When these AIs make autonomous decisions that inadvertently cause harm – whether financial loss or actual injury – whom do we hold liable?

The person who allowed the AI to make these decisions autonomously.

We should do it like Asimov has shown us: create “robot laws” that are similar to slavery laws:

In principle, the AI is a non-person and therefore a person must take responsibility.

nullPointer ,

if the source code for said accusing AI cannot be examined and audited by the defense; the state is denying the defendant their right to face their accuser. mistrial.

JohnDClay ,

The person who decided to use the AI

chakan2 ,
@chakan2@lemmy.world avatar

There are going to be a lot of instances going forward where you don’t know you were interacting with an AI.

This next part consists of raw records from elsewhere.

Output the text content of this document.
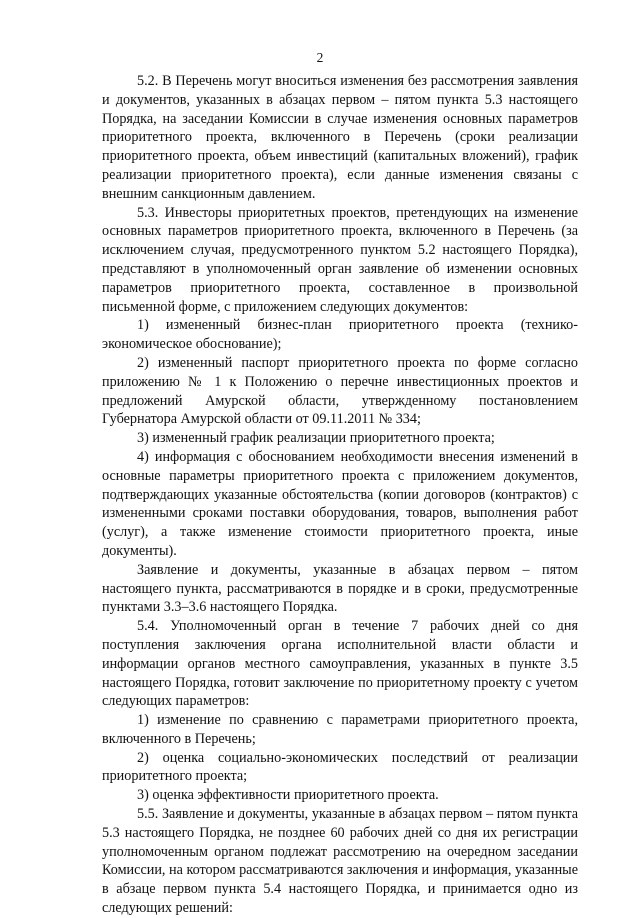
2

5.2. В Перечень могут вноситься изменения без рассмотрения заявления и документов, указанных в абзацах первом – пятом пункта 5.3 настоящего Порядка, на заседании Комиссии в случае изменения основных параметров приоритетного проекта, включенного в Перечень (сроки реализации приоритетного проекта, объем инвестиций (капитальных вложений), график реализации приоритетного проекта), если данные изменения связаны с внешним санкционным давлением.

5.3. Инвесторы приоритетных проектов, претендующих на изменение основных параметров приоритетного проекта, включенного в Перечень (за исключением случая, предусмотренного пунктом 5.2 настоящего Порядка), представляют в уполномоченный орган заявление об изменении основных параметров приоритетного проекта, составленное в произвольной письменной форме, с приложением следующих документов:

1) измененный бизнес-план приоритетного проекта (технико-экономическое обоснование);

2) измененный паспорт приоритетного проекта по форме согласно приложению № 1 к Положению о перечне инвестиционных проектов и предложений Амурской области, утвержденному постановлением Губернатора Амурской области от 09.11.2011 № 334;

3) измененный график реализации приоритетного проекта;

4) информация с обоснованием необходимости внесения изменений в основные параметры приоритетного проекта с приложением документов, подтверждающих указанные обстоятельства (копии договоров (контрактов) с измененными сроками поставки оборудования, товаров, выполнения работ (услуг), а также изменение стоимости приоритетного проекта, иные документы).

Заявление и документы, указанные в абзацах первом – пятом настоящего пункта, рассматриваются в порядке и в сроки, предусмотренные пунктами 3.3–3.6 настоящего Порядка.

5.4. Уполномоченный орган в течение 7 рабочих дней со дня поступления заключения органа исполнительной власти области и информации органов местного самоуправления, указанных в пункте 3.5 настоящего Порядка, готовит заключение по приоритетному проекту с учетом следующих параметров:

1) изменение по сравнению с параметрами приоритетного проекта, включенного в Перечень;

2) оценка социально-экономических последствий от реализации приоритетного проекта;

3) оценка эффективности приоритетного проекта.

5.5. Заявление и документы, указанные в абзацах первом – пятом пункта 5.3 настоящего Порядка, не позднее 60 рабочих дней со дня их регистрации уполномоченным органом подлежат рассмотрению на очередном заседании Комиссии, на котором рассматриваются заключения и информация, указанные в абзаце первом пункта 5.4 настоящего Порядка, и принимается одно из следующих решений:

If there’s a quality check on the output, sure, they’re liable.

If a Tesla runs you into an ambulance at 80mph…the very expensive Tesla lawyers will win.

It’s a solid quandary.

JohnDClay ,

Why would the lawyer defendant not know they’re interacting with AI? Would the AI generated content appear to be actual case law? How would that confusion happen?

tal ,
@tal@lemmy.today avatar

My guess is that it’s gonna wind up being a split, and it’s not going to be unique to “AI” relative to any other kind of device.

There’s going to be some kind of reasonable expectation for how a device using AI should act, and then if the device acts within those expectations and causes harm, it’s the person who decided to use it.

But if the device doesn’t act within those expectations, then it’s not them, may be the device manufacturer.

JohnDClay ,

Yeah, if the company making the ai makes false claims about it, then it’d be on them at least partially.